April 24, 1992
The Senate version of the Amtrak reauthorization bill, S.2608, was introduced April 8 and has the following co-sponsors -- Exon (Neb.), Hollings (S.C.), Kasten (Wis.), Burns (Mont.), Lott (Miss.), Adams (Wash.), Simon (Ill.), and Bradley (N.J.). One novel feature of the bill is its call for a consumer representative on the Amtrak board, who would have to be a NARP member and travel at least 5,000 miles a year on regular trains.
Congress returns from Easter break on April 27. One of the first tasks will be for the House Appropriations Committee to set 1993 funding ceilings for its 13 individual subcommittees, including transportation.
The Presidential Emergency Board dealing with Amtrak and other rail labor issues has asked for an extension to do their work. It is not clear how long that extension would be. The Board requested 30 days, but that would extend the cooling-off period to July 3, when Congress is gone and cannot legislate an end to any potential strike. The President may well grant a shorter extension. If you have travel plans in June or July, you will want to stay tuned to this story.
April 30 is the deadline for comments on the River Cities -- the address to write to is in the February newsletter. Amtrak was quoted on a Carbondale television station as saying only 35 responses had been received, implying that people do not care about the train. If you haven't yet written, do so right away.

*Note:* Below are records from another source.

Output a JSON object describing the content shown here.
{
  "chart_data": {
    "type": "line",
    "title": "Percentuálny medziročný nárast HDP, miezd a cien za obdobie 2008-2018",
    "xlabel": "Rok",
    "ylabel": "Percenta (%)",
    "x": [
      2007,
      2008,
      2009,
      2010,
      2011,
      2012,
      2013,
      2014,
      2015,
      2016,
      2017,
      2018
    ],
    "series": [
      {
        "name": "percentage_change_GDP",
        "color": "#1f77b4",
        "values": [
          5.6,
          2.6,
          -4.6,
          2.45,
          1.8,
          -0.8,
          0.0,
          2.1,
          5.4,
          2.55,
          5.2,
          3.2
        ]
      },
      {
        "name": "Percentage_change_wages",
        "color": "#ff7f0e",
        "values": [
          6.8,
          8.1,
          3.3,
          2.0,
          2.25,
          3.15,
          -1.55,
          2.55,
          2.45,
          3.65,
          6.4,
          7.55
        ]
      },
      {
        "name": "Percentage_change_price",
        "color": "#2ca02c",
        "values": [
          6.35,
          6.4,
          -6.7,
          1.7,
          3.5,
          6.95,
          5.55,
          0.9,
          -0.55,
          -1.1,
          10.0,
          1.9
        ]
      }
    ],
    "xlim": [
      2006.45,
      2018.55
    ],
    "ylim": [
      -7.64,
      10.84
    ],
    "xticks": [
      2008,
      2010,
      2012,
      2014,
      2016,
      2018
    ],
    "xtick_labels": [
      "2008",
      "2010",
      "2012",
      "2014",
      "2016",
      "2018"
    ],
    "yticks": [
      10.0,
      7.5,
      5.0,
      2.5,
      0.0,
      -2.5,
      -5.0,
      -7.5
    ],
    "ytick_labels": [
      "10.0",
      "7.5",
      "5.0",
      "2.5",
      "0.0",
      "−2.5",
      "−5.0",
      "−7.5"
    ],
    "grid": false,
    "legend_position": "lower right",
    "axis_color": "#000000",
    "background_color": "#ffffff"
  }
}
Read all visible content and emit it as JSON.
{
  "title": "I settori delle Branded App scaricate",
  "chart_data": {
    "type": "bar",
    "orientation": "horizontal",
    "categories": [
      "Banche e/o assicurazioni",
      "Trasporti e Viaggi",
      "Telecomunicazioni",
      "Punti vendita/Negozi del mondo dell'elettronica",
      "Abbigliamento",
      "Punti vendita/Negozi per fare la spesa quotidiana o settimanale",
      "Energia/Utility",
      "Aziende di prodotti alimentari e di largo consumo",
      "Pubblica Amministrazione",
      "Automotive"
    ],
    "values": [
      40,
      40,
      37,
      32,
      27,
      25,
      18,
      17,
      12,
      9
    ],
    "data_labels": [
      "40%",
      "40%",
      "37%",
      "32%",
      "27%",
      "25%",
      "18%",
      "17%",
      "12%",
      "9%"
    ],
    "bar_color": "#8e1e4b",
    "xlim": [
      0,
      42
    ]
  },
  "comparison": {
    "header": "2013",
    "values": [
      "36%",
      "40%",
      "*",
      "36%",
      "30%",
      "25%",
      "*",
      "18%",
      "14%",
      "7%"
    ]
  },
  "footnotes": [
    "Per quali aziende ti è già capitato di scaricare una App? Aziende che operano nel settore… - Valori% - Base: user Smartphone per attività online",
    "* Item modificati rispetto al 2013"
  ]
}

Local travel between Chicago and St. Paul will be very difficult this summer, as Amtrak has apparently removed the local coach from the Empire Builder and subjected the rest of the seats to draconian yield management restrictions. This is yet another bad omen as Amtrak looks for ways to close up its 1992 operating budget gap.
The Amtrak board met on April 22. Revenues, passenger miles, and cost recovery are all still down year-to-date for fiscal 1992. In March, the best on-time railroad was Soo Line at 94%, and the worst was Norfolk Southern at 61%. The best long-distance train, amazingly enough, was the City of New Orleans at 95% on-time; the worst was the Coast Starlight at 39%. The greatest ridership gain in February was on the Adirondack at 38%, and the biggest loss was on the Clockers at 28%.
Mail service to Chicago, Memphis, and New Orleans is being phased in on the City of New Orleans from March 18 through the end of April. This new contract is worth about $310,000 annually.
The Iowa House approved an appropriations plan on April 20 that would have started a central Iowa Amtrak route as early as 1994. But yesterday, a Senate committee voted to do a ridership study instead, a move that could delay the train by at least a year. Iowa NARP members should call their State Senator and tell him or her to support the House plan, not the study. All Senators can be reached on 515/281-3371.
Census figures show that many more Washington-area people are driving to work than in 1980, and taking longer at it, according to the Washington Post. Despite government efforts to discourage single-occupant vehicles, carpooling is declining and transit use is stagnant. Could it be that we have the cheapest gasoline of any developed nation, cheaper in real terms than 40 years ago? Could it be that consumers regard the low cost of gas as irrelevant when they make their commuting decisions? This census report makes Virginia Governor Wilder's decision to veto a northern Virginia ballot initiative on raising the gas tax look even more short-sighted.